The lesson for financial planners and advisers, he said, is that they need to consider clients' emotional needs before dispensing practical advice.

"They have to listen first" and could even consider setting up a referral network of psychological counselors, Mr. Hisey said.

The good news for advisers is that 37% of respondents said that they would consult an adviser if they could reach out to just one source for financial guidance during a crisis.

That bests the 34% who would go to their immediate family, the 11% who would turn to a friend or colleague and the 6% who would seek out a representative of a financial services company by phone or in person.

Just 2% of respondents said they would most trust the Internet, and just 1% said they would trust their employer.

Of the 14% of respondents who did contact financial advisers or firm representatives during various crises, 90% described the experience as very or somewhat positive, and 88% said the adviser didn't try to sell them anything.

The most common financial action taken by respondents suffering personal crises was to reduce expenses.

The survey was planned and conducted last fall before the brunt of the economic and market crises was known, said AARP Financial executives, noting that the economy itself has turned into a personal crisis for individuals and professionals.

"Advisers and planners have to take it up a notch," as painful as it may be to contact clients who may be angry about the performance of their retirement and other portfolios, Mr. Hisey said, noting that he has heard from some people whose advisers weren't answering their phones. "A lot of people are undoubtedly feeling they are not well-served, but this is even more of a reason to reach out," he said.

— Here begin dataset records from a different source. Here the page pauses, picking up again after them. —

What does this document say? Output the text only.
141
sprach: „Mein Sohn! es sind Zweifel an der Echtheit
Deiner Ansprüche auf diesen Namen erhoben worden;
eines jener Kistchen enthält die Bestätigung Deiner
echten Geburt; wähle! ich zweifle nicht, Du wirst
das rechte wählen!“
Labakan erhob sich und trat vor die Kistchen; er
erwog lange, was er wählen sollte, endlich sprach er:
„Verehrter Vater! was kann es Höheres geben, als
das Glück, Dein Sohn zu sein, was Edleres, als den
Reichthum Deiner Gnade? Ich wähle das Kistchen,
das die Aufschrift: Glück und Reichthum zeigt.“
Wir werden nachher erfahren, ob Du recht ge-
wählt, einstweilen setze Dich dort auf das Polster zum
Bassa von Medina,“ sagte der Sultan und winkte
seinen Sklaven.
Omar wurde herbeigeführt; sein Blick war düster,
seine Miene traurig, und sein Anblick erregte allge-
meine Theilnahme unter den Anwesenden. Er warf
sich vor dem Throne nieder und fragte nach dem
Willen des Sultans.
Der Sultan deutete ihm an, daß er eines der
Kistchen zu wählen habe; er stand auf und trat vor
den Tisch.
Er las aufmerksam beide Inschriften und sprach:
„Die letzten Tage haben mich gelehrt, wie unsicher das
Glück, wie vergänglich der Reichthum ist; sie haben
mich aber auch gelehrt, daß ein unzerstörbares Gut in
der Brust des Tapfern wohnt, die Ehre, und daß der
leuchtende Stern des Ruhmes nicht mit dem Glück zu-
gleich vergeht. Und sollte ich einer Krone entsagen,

Those who do may find some useful talking points in some other survey findings.

A full 42% of respondents who went through a long-term job loss said that they had no time to prepare financially for the event, and 26% said they had less than one month. After they lost their jobs, 44% of respondents said that they were angry at themselves for not being better-prepared for their financial situation, and 66% were fearful about their future.

However, 89% of survey participants said that they considered themselves adept at handling their financial affairs on their own, while 46% said that they hadn't done any financial planning, even though they thought it was "a good idea."